Ethiopia: the Beginning or the End?

October 25, 2014
by THOMAS L. FRIEDMAN (The New York Times)
Last week’s events in Ethiopia were unbelievable, although we may not know for years or even decades what their final meaning is. What’s important, however, is that we focus on what this means on the street. The current administration seems too caught up in spinning the facts to pay attention to the important effects on daily life. Just call it missing the fields for the wheat.THOMAS L. FRIEDMAN (The New York Times)
When thinking about the recent troubles, it’s important to remember three things: One, people don’t behave like computer programs, so attempts to treat them as such are going to come across as foreign. Computer programs never suddenly set up a black market for Western DVDs. Two, Ethiopia has spent decades as a dictatorship closed to the world, so a mindset of peace and stability will seem foreign and strange. And three, freedom is an extraordinarily powerful idea: If corruption is Ethiopia’s glass ceiling, then freedom is certainly its flowerpot.
When I was in Ethiopia last June, I was amazed by the level of Westernization for such a closed society, and that tells me two things. It tells me that the citizens of Ethiopia have no shortage of potential entrepreneurs, and that is a good beginning to grow from. Second, it tells me that people in Ethiopia are just like people anywhere else on this flat earth of ours.
So what should we do about the chaos in Ethiopia? Well, it’s easier to start with what we should not do. We should not ignore the problem and pretend it will go away. Beyond that, we need to be careful to nurture the fragile foundations of peace. The opportunity is there, but I worry that the path to peace is so narrow that Ethiopia will have to move down it very slowly. And of course Addis Ababa needs to come to terms with its own history.

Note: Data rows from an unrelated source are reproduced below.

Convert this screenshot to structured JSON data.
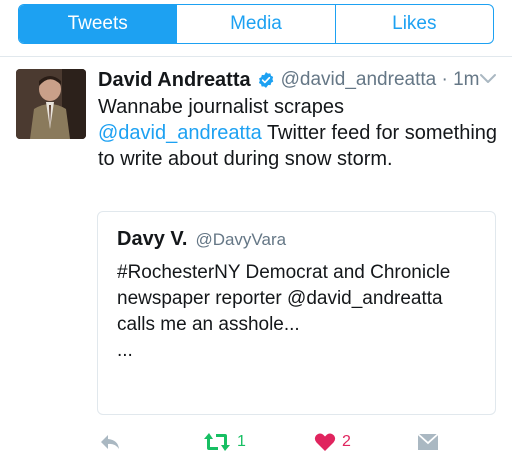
{
  "tabs": [
    {
      "label": "Tweets",
      "active": true
    },
    {
      "label": "Media",
      "active": false
    },
    {
      "label": "Likes",
      "active": false
    }
  ],
  "tweet": {
    "author_name": "David Andreatta",
    "verified": true,
    "handle_time": "@david_andreatta · 1m",
    "text_before": "Wannabe journalist scrapes ",
    "text_mention": "@david_andreatta",
    "text_after": " Twitter feed for something to write about during snow storm."
  },
  "quoted": {
    "name": "Davy V.",
    "handle": "@DavyVara",
    "text": "#RochesterNY Democrat and Chronicle newspaper reporter @david_andreatta calls me an asshole...",
    "ellipsis": "..."
  },
  "actions": {
    "retweet_count": "1",
    "like_count": "2"
  },
  "colors": {
    "accent": "#1da1f2",
    "retweet": "#17bf63",
    "like": "#e0245e",
    "muted": "#aab8c2"
  },
  "icons": [
    "verified-badge-icon",
    "chevron-down-icon",
    "reply-icon",
    "retweet-icon",
    "heart-icon",
    "direct-message-icon"
  ]
}
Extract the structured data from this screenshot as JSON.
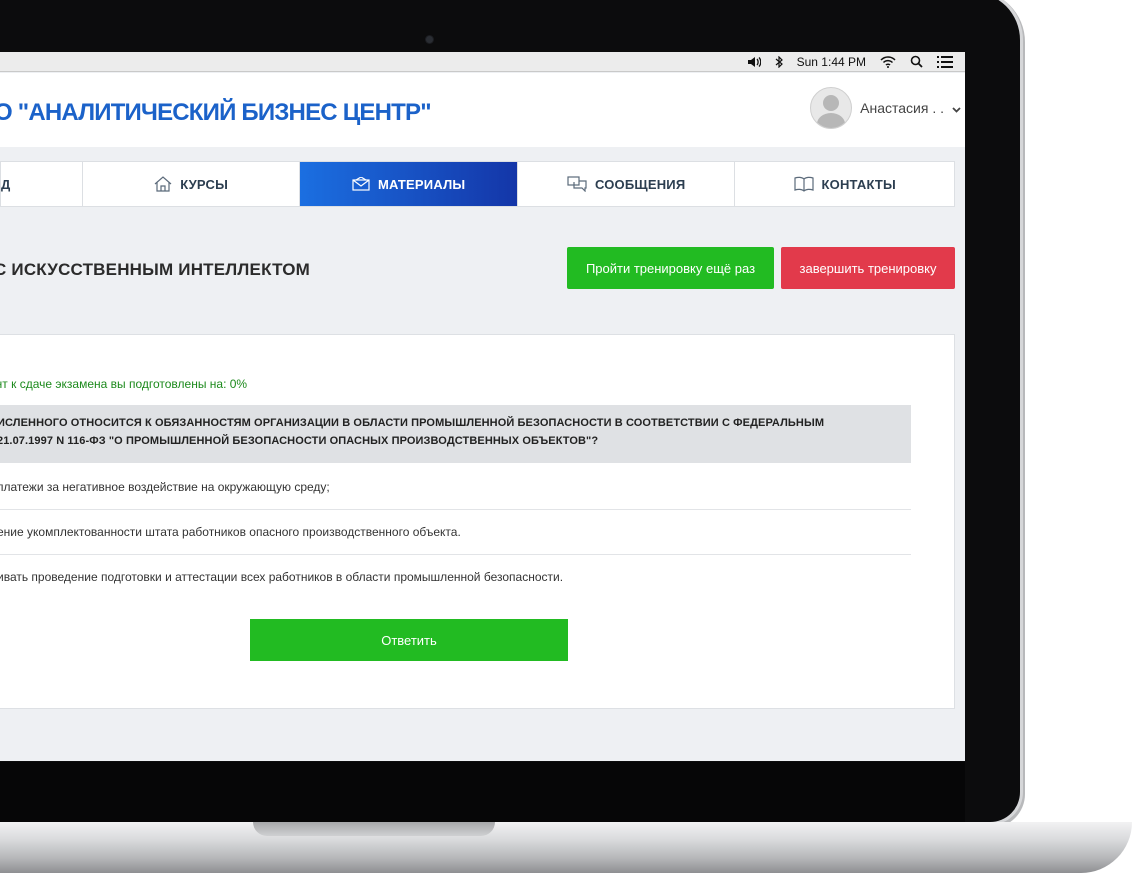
{
  "menubar": {
    "volume_icon": "speaker-icon",
    "bluetooth_icon": "bluetooth-icon",
    "clock": "Sun 1:44 PM",
    "wifi_icon": "wifi-icon",
    "search_icon": "spotlight-icon",
    "menu_icon": "list-icon"
  },
  "header": {
    "org_name": "О \"АНАЛИТИЧЕСКИЙ БИЗНЕС ЦЕНТР\"",
    "user_name": "Анастасия . .",
    "brand_color": "#1b62c9"
  },
  "nav": {
    "items": [
      {
        "label": "Д",
        "icon": ""
      },
      {
        "label": "КУРСЫ",
        "icon": "home-icon"
      },
      {
        "label": "МАТЕРИАЛЫ",
        "icon": "envelope-icon"
      },
      {
        "label": "СООБЩЕНИЯ",
        "icon": "chat-icon"
      },
      {
        "label": "КОНТАКТЫ",
        "icon": "book-icon"
      }
    ],
    "active_index": 2,
    "active_color": "#1b6fe1"
  },
  "main": {
    "title": "С ИСКУССТВЕННЫМ ИНТЕЛЛЕКТОМ",
    "retry_label": "Пройти тренировку ещё раз",
    "finish_label": "завершить тренировку",
    "progress_text": "ент к сдаче экзамена вы подготовлены на: 0%",
    "question_line1": "ИСЛЕННОГО ОТНОСИТСЯ К ОБЯЗАННОСТЯМ ОРГАНИЗАЦИИ В ОБЛАСТИ ПРОМЫШЛЕННОЙ БЕЗОПАСНОСТИ В СООТВЕТСТВИИ С ФЕДЕРАЛЬНЫМ",
    "question_line2": "21.07.1997 N 116-ФЗ \"О ПРОМЫШЛЕННОЙ БЕЗОПАСНОСТИ ОПАСНЫХ ПРОИЗВОДСТВЕННЫХ ОБЪЕКТОВ\"?",
    "answers": [
      "платежи за негативное воздействие на окружающую среду;",
      "ение укомплектованности штата работников опасного производственного объекта.",
      "ивать проведение подготовки и аттестации всех работников в области промышленной безопасности."
    ],
    "submit_label": "Ответить",
    "green": "#22bb22",
    "red": "#e23a4b"
  }
}
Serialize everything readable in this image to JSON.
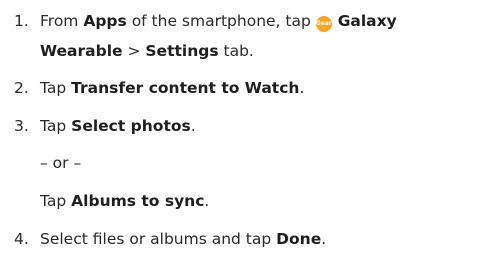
{
  "steps": [
    {
      "number": "1.",
      "line1": {
        "pre": "From ",
        "apps": "Apps",
        "mid": " of the smartphone, tap ",
        "icon_label": "Gear",
        "galaxy": "Galaxy"
      },
      "line2": {
        "wearable": "Wearable",
        "sep": " > ",
        "settings": "Settings",
        "post": " tab."
      }
    },
    {
      "number": "2.",
      "pre": "Tap ",
      "bold": "Transfer content to Watch",
      "post": "."
    },
    {
      "number": "3.",
      "pre": "Tap ",
      "bold": "Select photos",
      "post": "."
    },
    {
      "or": "– or –"
    },
    {
      "pre": "Tap ",
      "bold": "Albums to sync",
      "post": "."
    },
    {
      "number": "4.",
      "pre": "Select files or albums and tap ",
      "bold": "Done",
      "post": "."
    }
  ],
  "icons": {
    "gear_app_icon": "galaxy-wearable-app-icon",
    "gear_icon_color": "#f6a52a"
  }
}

Speaking with a young student from the small Shiite community here, I asked him if there was any message that he wanted me to carry back home with me. He pondered for a second, and then smiled and said, nama es tubo, which is a local saying that means roughly, “A bad penny always turns up.”
I don’t know what Ethiopia will be like a few years from now, but I do know that it will remain true to its cultural heritage, even if it looks very different from the country we see now. I know this because, through all the disorder, the people still haven’t lost sight of their dreams.